Zur Frage, ob Ruhestandsbeamt*innen Aufwendungen ihrer ehrenamtlichen Gewerkschaftstätigkeit als Werbungskosten geltend machen können, hat der Bundesfinanzhof mit Urteil vom 28. Juni 2023, Az. VI R 17/21, entschieden.

Mithilfe des GEW-Rechtsschutzes hatte eine Ruhestandsbeamtin geklagt, um die Aufwendungen ihrer ehrenamtlichen Gewerkschaftstätigkeit als Werbungskosten abzusetzen. Sie war bis zum Eintritt in den Ruhestand hauptamtlich für die GEW tätig und dafür vom Dienstherrn freigestellt. Seit dem Eintritt in den Ruhestand ist die Klägerin für verschiedene Gremien der GEW ehrenamtlich tätig. Aufwendungen für diese Tätigkeit hat sie als Werbungskosten geltend gemacht.

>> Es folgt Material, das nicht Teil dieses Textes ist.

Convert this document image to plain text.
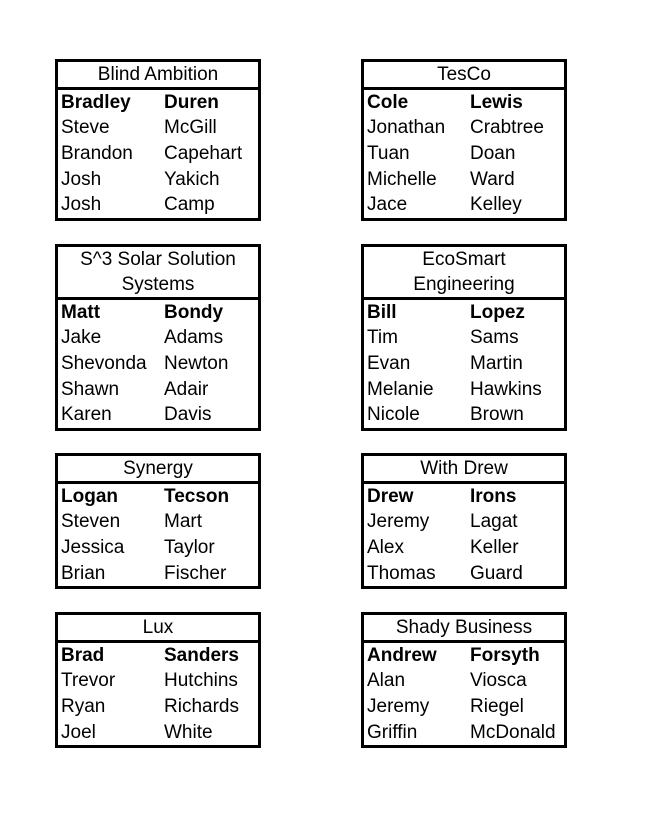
Blind Ambition
Bradley	Duren
Steve	McGill
Brandon	Capehart
Josh	Yakich
Josh	Camp
TesCo
Cole	Lewis
Jonathan	Crabtree
Tuan	Doan
Michelle	Ward
Jace	Kelley
S^3 Solar Solution Systems
Matt	Bondy
Jake	Adams
Shevonda Newton
Shawn	Adair
Karen	Davis
EcoSmart Engineering
Bill	Lopez
Tim	Sams
Evan	Martin
Melanie	Hawkins
Nicole	Brown
Synergy
Logan	Tecson
Steven	Mart
Jessica	Taylor
Brian	Fischer
With Drew
Drew	Irons
Jeremy	Lagat
Alex	Keller
Thomas	Guard
Lux
Brad	Sanders
Trevor	Hutchins
Ryan	Richards
Joel	White
Shady Business
Andrew	Forsyth
Alan	Viosca
Jeremy	Riegel
Griffin	McDonald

Das Finanzamt hat diese als Werbungskosten jedoch nicht anerkannt.

Entscheidung des Bundesfinanzhofs

Bereits in erster Instanz hat das Finanzgericht Berlin-Brandenburg entschieden, dass die streitigen Aufwendungen der Klägerin als Werbungskosten bei ihren Versorgungsbezügen zu berücksichtigen sind. Der Bundesfinanzhof bestätigte diese Entscheidung und wies die Revision als unbegründet zurück.

Grundsätzlich müssen Werbungskosten in Zusammenhang mit dem Berufseinkommen stehen. In der Begründung wird der erforderliche Zusammenhang mit den Versorgungsbezügen bejaht, weil die Gewerkschaftsarbeit der Klägerin und die dadurch bedingten Aufwendungen auch auf die Verbesserung ihrer Einkünfte als Ruhestandsbeamtin zielten.

Sollten für die GEW ehrenamtlich tätige Funktionär*innen (Ruhestandsbeamt*innen oder Rentner*innen) von demselben Sachverhalt betroffen sein, können sie sich gerne an die GEW-Landesrechtsstelle wenden.

von Brigitte Gallner
Sekretärin der Rechtsstelle

 

Aus der Entscheidung: Was sind Gewerkschaften?

Gewerkschaften sind dauernde freie Vereinigungen von Arbeitnehmern zum Zwecke der Erlangung und Erhaltung günstiger Lohn- und Arbeitsbedingungen. Sie sind solidarische Interessenvertretungen der ihnen angeschlossenen Beschäftigten (Mitglieder), deren Zweck unter anderem auf die Verbesserung der beruflichen Bedingungen ihrer angeschlossenen Beschäftigten (Mitglieder), im Besonderen auch deren Einnahmen, gerichtet ist. .... Unter diesen Gesichtspunkten sind auch Maßnahmen der Mitglieder selbst zur Stärkung, Erhaltung und Förderung des sie vertretenden Berufsverbands zu sehen.

Da die Arbeit eines Berufsverbands auf dem Gedanken beruht, dass nur die Solidarität der Mitglieder zur Veränderung der beruflichen Bedingungen zugunsten der angeschlossenen Mitglieder führt, ist es folgerichtig, bei den Aufwendungen eines Mitglieds zwecks Förderung der solidarischen Gemeinschaft ebenfalls einen objektiven, durch Aufgabenstellung und Arbeit des Berufsverbands sichtbar werdenden Zusammenhang mit seiner Berufstätigkeit zu bejahen. Dieser Zusammenhang reicht aus, den Werbungskostenbegriff zu erfüllen, obwohl die Aufwendungen des einzelnen Mitglieds in der Regel nicht unmittelbar und allein auf dessen eigene berufliche Bedingungen, sondern nur mittelbar durch die Arbeit der Gemeinschaft auf die Verhältnisse sämtlicher betroffener Mitglieder des Berufsverbands einwirken können. Denn der Werbungskostenbegriff erfordert nicht einen unmittelbaren Zusammenhang zwischen den Aufwendungen und der Förderung der Berufstätigkeit (Senatsurteil vom 28.11.1980 - VI R 193/77, BFHE 132, 431, BStBl II 1981, 368).